There are so many TV channels and other video outlets available to viewers on different “platforms” these days that “niche” programming has become more the rule than the exception it used to be.

Decades ago, telecasting and programming were controlled by the major networks, so shows had to cater to mass tastes and preferences.

These days, however, many more groups and even individuals can set up viewing outlets and closed-circuit on “streaming” channels of their own, so all tastes and needs can be served.

Even a casual survey of what’s available for viewing on the new radically democratized boob tube reveals the range and extent of the choices currently available.

Yes, the mass-market sitcoms, drama series, newscasts, game shows and late-night talk fests are still there, but they now have to compete with many other inputs from all sorts of viewpoints, from the predictable to the edgily extreme and idiosyncratic.

Some exotic examples: Have you ever dreamt of constructing your own tree house in your backyard? That childhood yen is optimized to the max by “Treehouse Masters,” which showcases veritable castles for nonroyals, other fantasy structures and even a fancy treetop domicile Tarzan would love to live in!

Poetry doesn’t sound like it’s hit material for a TV show, but there’s an exception to that cynical broadcasting rule, and it’s instructively telecast in the Middle East, where exceptions and conundrums abound.

“Prince of Poets” is the title of a TV tilt for amateur Arab poets who deliver their literary creations and effusions for a huge audience, and judges cite and reward the best of the lot.

Impressively and even amazingly, “Prince of Poets” is a hit show, and ignored and derided poets in the west can just eat their hearts out.

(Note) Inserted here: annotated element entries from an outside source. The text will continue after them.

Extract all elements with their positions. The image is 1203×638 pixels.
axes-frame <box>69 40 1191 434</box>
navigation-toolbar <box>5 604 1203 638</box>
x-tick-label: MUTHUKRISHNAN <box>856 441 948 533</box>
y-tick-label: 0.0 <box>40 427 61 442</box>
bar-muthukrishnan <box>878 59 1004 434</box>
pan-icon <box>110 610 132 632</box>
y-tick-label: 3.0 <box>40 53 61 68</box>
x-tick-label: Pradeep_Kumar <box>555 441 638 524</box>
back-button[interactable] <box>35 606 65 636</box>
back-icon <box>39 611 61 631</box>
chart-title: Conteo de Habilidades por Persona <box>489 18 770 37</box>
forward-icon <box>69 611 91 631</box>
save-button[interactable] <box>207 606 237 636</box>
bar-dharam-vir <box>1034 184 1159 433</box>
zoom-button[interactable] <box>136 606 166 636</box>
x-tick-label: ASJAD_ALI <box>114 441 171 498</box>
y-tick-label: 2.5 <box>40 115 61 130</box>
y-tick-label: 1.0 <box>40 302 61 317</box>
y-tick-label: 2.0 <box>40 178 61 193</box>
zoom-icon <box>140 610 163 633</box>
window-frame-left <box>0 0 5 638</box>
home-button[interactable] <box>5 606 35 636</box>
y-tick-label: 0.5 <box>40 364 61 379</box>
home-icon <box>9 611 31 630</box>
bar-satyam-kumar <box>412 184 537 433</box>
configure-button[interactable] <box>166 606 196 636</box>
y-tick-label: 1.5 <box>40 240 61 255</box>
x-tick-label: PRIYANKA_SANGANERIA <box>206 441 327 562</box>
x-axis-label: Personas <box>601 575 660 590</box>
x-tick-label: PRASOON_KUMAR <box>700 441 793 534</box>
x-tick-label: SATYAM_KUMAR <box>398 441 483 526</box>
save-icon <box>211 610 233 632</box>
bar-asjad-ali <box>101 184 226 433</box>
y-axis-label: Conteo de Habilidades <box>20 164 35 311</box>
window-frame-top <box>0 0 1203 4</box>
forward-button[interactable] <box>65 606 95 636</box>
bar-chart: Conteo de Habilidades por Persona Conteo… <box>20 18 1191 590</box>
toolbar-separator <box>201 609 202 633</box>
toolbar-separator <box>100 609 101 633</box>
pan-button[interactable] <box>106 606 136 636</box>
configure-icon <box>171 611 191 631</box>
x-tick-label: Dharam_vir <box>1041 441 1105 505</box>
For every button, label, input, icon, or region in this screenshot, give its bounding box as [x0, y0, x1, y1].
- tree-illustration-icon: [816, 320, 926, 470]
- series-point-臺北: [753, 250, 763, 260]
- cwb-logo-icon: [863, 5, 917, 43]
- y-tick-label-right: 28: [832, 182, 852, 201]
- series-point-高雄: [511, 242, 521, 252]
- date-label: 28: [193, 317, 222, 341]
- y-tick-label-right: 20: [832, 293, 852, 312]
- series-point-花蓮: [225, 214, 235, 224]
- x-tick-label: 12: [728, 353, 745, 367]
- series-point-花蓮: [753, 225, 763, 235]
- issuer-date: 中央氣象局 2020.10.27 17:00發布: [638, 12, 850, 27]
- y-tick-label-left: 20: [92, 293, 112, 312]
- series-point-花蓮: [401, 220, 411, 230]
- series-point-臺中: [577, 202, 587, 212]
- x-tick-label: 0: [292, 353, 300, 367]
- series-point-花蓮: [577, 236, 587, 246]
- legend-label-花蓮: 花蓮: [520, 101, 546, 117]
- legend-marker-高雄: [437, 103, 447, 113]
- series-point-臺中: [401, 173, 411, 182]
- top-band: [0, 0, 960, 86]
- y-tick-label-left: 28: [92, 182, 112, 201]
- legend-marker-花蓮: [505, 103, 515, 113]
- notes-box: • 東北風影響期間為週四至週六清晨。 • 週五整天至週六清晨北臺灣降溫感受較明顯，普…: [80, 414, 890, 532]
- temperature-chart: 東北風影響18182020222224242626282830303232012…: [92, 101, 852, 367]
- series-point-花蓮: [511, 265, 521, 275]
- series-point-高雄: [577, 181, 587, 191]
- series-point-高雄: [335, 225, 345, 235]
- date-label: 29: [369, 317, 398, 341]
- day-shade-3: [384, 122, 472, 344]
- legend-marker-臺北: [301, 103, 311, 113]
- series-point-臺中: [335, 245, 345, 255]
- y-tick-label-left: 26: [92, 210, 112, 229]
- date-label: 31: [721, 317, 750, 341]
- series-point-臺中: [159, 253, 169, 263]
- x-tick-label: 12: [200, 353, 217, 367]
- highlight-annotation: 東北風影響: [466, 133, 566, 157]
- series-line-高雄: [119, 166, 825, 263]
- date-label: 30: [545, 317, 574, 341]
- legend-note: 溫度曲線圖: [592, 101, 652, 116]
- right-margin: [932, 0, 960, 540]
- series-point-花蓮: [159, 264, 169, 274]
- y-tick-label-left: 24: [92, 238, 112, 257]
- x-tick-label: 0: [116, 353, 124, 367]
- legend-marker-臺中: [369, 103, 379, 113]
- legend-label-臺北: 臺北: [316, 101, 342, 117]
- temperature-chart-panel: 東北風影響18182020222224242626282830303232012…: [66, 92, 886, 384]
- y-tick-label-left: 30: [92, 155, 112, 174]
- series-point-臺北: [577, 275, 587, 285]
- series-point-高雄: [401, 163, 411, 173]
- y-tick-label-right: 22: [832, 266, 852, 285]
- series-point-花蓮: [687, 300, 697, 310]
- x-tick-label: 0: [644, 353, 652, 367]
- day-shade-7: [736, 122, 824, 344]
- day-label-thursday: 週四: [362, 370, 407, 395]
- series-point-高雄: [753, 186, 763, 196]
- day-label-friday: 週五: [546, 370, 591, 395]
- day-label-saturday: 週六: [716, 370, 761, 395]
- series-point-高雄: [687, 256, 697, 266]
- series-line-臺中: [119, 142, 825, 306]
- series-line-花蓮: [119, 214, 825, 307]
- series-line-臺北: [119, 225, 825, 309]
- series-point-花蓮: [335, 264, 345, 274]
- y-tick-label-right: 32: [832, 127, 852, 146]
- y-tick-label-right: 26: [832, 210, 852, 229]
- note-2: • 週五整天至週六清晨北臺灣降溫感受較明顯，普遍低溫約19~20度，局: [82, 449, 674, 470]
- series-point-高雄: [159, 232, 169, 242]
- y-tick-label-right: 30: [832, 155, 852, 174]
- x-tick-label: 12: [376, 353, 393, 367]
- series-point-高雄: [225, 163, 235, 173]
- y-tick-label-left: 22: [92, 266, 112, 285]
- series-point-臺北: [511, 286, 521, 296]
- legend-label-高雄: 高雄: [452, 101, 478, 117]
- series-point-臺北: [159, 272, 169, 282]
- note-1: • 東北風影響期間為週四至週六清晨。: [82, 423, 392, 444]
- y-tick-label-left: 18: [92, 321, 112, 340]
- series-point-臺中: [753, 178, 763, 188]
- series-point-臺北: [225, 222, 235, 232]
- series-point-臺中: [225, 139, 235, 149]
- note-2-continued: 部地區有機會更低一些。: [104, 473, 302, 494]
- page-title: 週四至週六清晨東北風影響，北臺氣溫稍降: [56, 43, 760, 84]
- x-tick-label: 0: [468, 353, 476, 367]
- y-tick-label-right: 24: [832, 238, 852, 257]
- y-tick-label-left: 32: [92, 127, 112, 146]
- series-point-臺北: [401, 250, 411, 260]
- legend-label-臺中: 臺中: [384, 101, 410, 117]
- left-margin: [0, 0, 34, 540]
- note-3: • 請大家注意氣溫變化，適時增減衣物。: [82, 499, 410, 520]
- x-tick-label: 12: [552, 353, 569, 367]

Hey, perhaps our Balagtasan writers and declaimers can learn a thing or two from the show, to make their own ornate and witty effusions and concatenations similarly popular here?

The title of “Don’t Laugh, Japan” says it all: This most unique and sui generis TV game show required contestants to not crack up and determinedly sustain their poker-faced expressions of utter boredom, even when the funniest sights were relentlessly paraded in front of them, like fat men in ridiculously tiny T-back swimwear!

“Booze Traveler,” for its part, is inveterate drinkers and lovers of intoxicants’ dream viewing treat. The show travels all over the world sampling the most exotic drinks with significant alcoholic content of each locality, singing their praises after its host “researchers” avidly sample them.

The tipple fest was so dutiful in its peregrinations that it even sampled Pinoy firewater like basi and lambanog, which passed its resident samplers’ taste test—with flying and “flaming” colors!

Other unique and even bizarre TV attractions: “Danger Island”—real convicts were hunted down by celebrities like Lou Ferrigno.

“Vanilla Ice Goes Amish”—the rap star lived for weeks in an Amish settlement, ostensibly to learn their ancient craft of furniture-making.

In “Kid Nation,” a group of minors created their own “complete” society, no meddling adults allowed.

And, “The Swan” subjected a bevy of women to a series of plastic surgery procedures that sought to transform them, from ugly ducklings—into raving beauties!